Les gestionnaires de patrimoine laissent de plus en plus la prochaine génération de riches asiatiques « décider » de la manière de gérer leur argent, dans un contexte de transfert de richesse intergénérationnel qui pourrait transférer jusqu’à 5 800 milliards de dollars d’actifs d’ici 2030.
Auparavant, les riches d’Asie « étaient généralement très occupés par les affaires, ils se tournaient donc vers les banquiers pour les aider à gérer leur patrimoine », explique Alice Tan, responsable du groupe de gestion de patrimoine à la banque malaisienne Maybank, à Fortune.
Cependant, la prochaine génération est souvent formée à l’étranger et à l’aise avec les instruments financiers. “Certains sont même directeurs des investissements de leur family office”, explique Tan.
Par conséquent, les prestataires de gestion de patrimoine prennent du recul, permettant aux clients plus jeunes de « prendre les devants » et de les engager dans des « discussions saines et intellectuelles » sur les finances.
Maybank est nouvelle dans le domaine de la gestion de patrimoine, ayant créé sa branche banque privée en 2013. Tan l’a rejoint un an plus tard, après avoir travaillé dans des sociétés d’investissement telles que Coutts & Co et Credit Suisse. Tan dit qu’elle a été attirée par « l’opportunité de bâtir quelque chose », en particulier dans une banque qui avait déjà connu du succès dans les services bancaires de gros et commerciaux, mais qui était à la traîne dans le service aux particuliers fortunés.
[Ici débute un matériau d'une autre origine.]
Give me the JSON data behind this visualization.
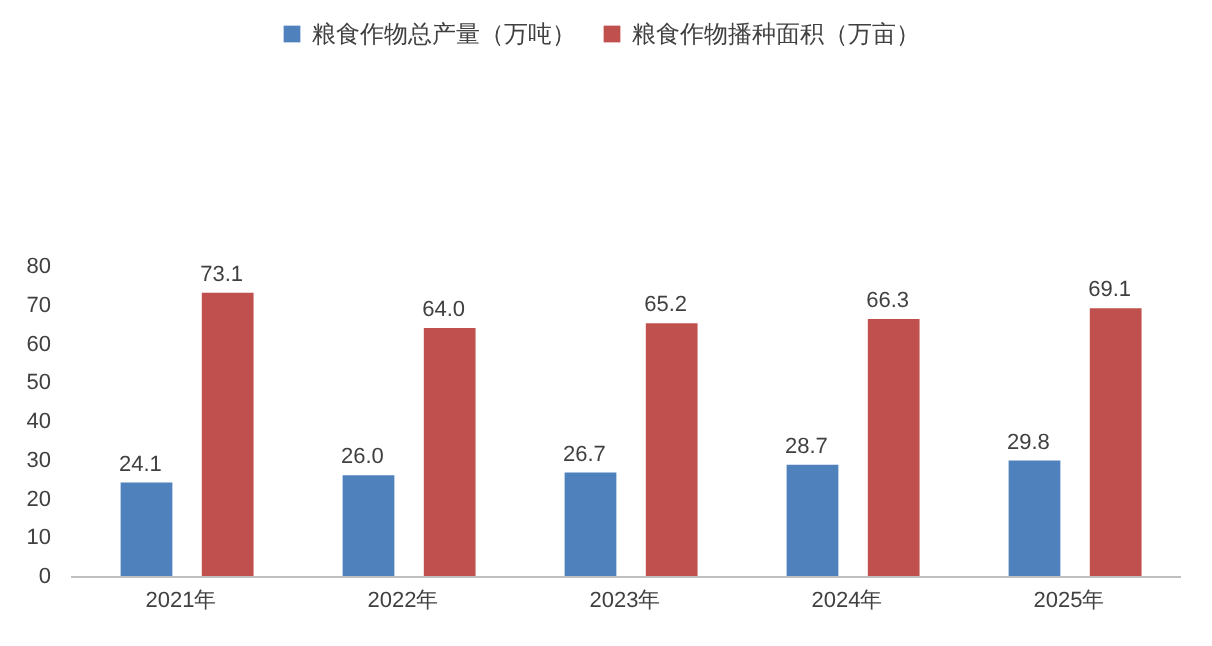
{
  "chart_data": {
    "type": "bar",
    "categories": [
      "2021年",
      "2022年",
      "2023年",
      "2024年",
      "2025年"
    ],
    "series": [
      {
        "name": "粮食作物总产量（万吨）",
        "color": "#4f81bd",
        "values": [
          24.1,
          26.0,
          26.7,
          28.7,
          29.8
        ],
        "value_labels": [
          "24.1",
          "26.0",
          "26.7",
          "28.7",
          "29.8"
        ]
      },
      {
        "name": "粮食作物播种面积（万亩）",
        "color": "#c0504d",
        "values": [
          73.1,
          64.0,
          65.2,
          66.3,
          69.1
        ],
        "value_labels": [
          "73.1",
          "64.0",
          "65.2",
          "66.3",
          "69.1"
        ]
      }
    ],
    "ylim": [
      0,
      80
    ],
    "yticks": [
      0,
      10,
      20,
      30,
      40,
      50,
      60,
      70,
      80
    ],
    "grid": false,
    "legend": "top",
    "data_labels": true
  }
}
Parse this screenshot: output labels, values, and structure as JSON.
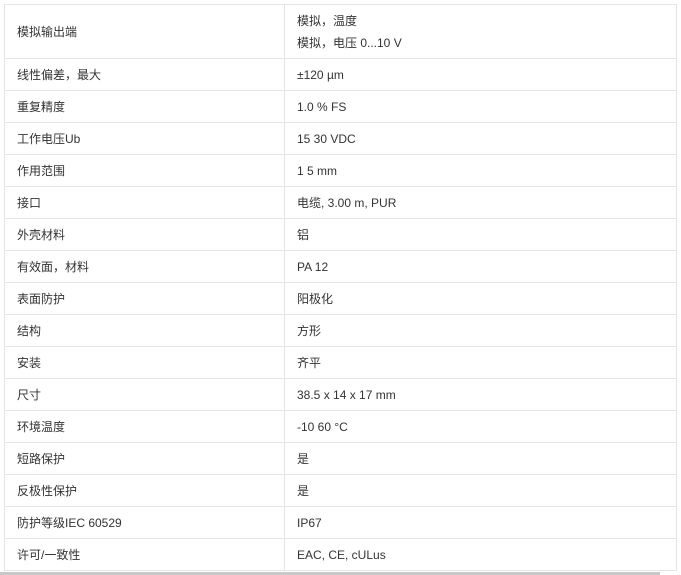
{
  "specs": [
    {
      "label": "模拟输出端",
      "values": [
        "模拟，温度",
        "模拟，电压 0...10 V"
      ]
    },
    {
      "label": "线性偏差，最大",
      "values": [
        "±120 µm"
      ]
    },
    {
      "label": "重复精度",
      "values": [
        "1.0 % FS"
      ]
    },
    {
      "label": "工作电压Ub",
      "values": [
        "15 30 VDC"
      ]
    },
    {
      "label": "作用范围",
      "values": [
        "1 5 mm"
      ]
    },
    {
      "label": "接口",
      "values": [
        "电缆, 3.00 m, PUR"
      ]
    },
    {
      "label": "外壳材料",
      "values": [
        "铝"
      ]
    },
    {
      "label": "有效面，材料",
      "values": [
        "PA 12"
      ]
    },
    {
      "label": "表面防护",
      "values": [
        "阳极化"
      ]
    },
    {
      "label": "结构",
      "values": [
        "方形"
      ]
    },
    {
      "label": "安装",
      "values": [
        "齐平"
      ]
    },
    {
      "label": "尺寸",
      "values": [
        "38.5 x 14 x 17 mm"
      ]
    },
    {
      "label": "环境温度",
      "values": [
        "-10 60 °C"
      ]
    },
    {
      "label": "短路保护",
      "values": [
        "是"
      ]
    },
    {
      "label": "反极性保护",
      "values": [
        "是"
      ]
    },
    {
      "label": "防护等级IEC 60529",
      "values": [
        "IP67"
      ]
    },
    {
      "label": "许可/一致性",
      "values": [
        "EAC, CE, cULus"
      ]
    }
  ]
}
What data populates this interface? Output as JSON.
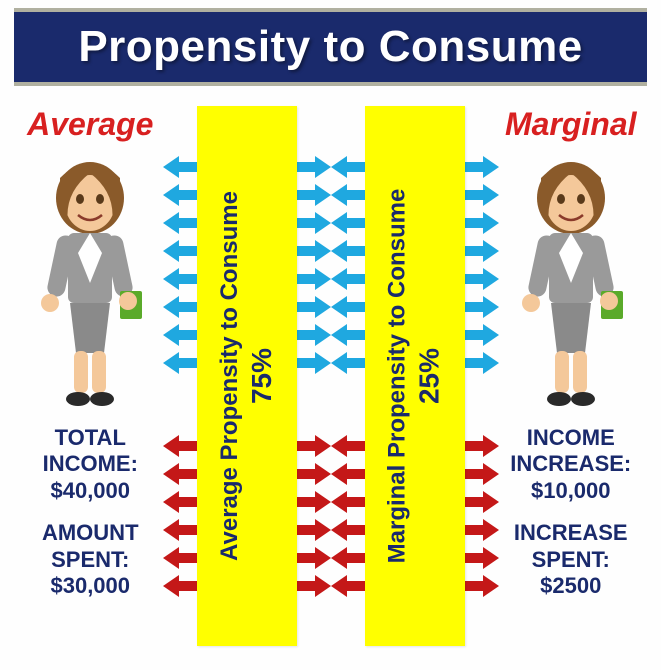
{
  "title": "Propensity to Consume",
  "colors": {
    "title_bg": "#1a2a6c",
    "title_text": "#ffffff",
    "label_red": "#d82020",
    "yellow": "#ffff00",
    "data_text": "#1a2a6c",
    "arrow_blue": "#1fa8e0",
    "arrow_red": "#c41818"
  },
  "left": {
    "label": "Average",
    "yellow_line1": "Average Propensity to Consume",
    "yellow_line2": "75%",
    "stat1_label": "TOTAL INCOME:",
    "stat1_value": "$40,000",
    "stat2_label": "AMOUNT SPENT:",
    "stat2_value": "$30,000"
  },
  "right": {
    "label": "Marginal",
    "yellow_line1": "Marginal Propensity to Consume",
    "yellow_line2": "25%",
    "stat1_label": "INCOME INCREASE:",
    "stat1_value": "$10,000",
    "stat2_label": "INCREASE SPENT:",
    "stat2_value": "$2500"
  },
  "arrows": {
    "blue_count": 8,
    "red_count": 6
  }
}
Avec un chiffre d’affaires de 15,1 milliards de dollars en 2024, Maybank se classe au 19e rang du classement Fortune Southeast Asia 500, qui mesure les plus grandes entreprises de la région en termes de chiffre d’affaires. C’est également le pays malaisien le mieux classé sur la liste.
Aujourd’hui, la banque dispose d’un large éventail d’options de gestion de patrimoine, Tan supervisant ses segments de richesse de premier ordre, de richesse de premier ordre, de richesse privée et de richesse islamique.
Avec un actif total de 240 milliards de dollars, c’est également la plus grande banque islamique d’Asie du Sud-Est et l’une des cinq plus grandes institutions financières islamiques au monde.
Croissance rapide en Asie du Sud-Est
Bien que Maybank opère dans toute l’Asie du Sud-Est, la banque se concentre sur trois marchés : Singapour, la Malaisie et l’Indonésie. Tan est « résolument optimiste » quant à l’économie de l’Asie du Sud-Est, citant une population jeune et une croissance économique régulière.
La banque est également un fournisseur majeur de services financiers islamiques ou de produits conformes aux principes religieux islamiques. Cependant, les dirigeants de Maybank notent que les non-musulmans sont intéressés par la finance islamique, et Dato’ Muzaffar Hisham, alors PDG islamique de Maybank, a déclaré à Fortune en 2024 que plus de la moitié des clients des services bancaires islamiques de la banque en Malaisie étaient d’origine chinoise.
Maybank a également été la première banque à proposer des solutions de gestion de patrimoine islamique de bout en bout à Singapour.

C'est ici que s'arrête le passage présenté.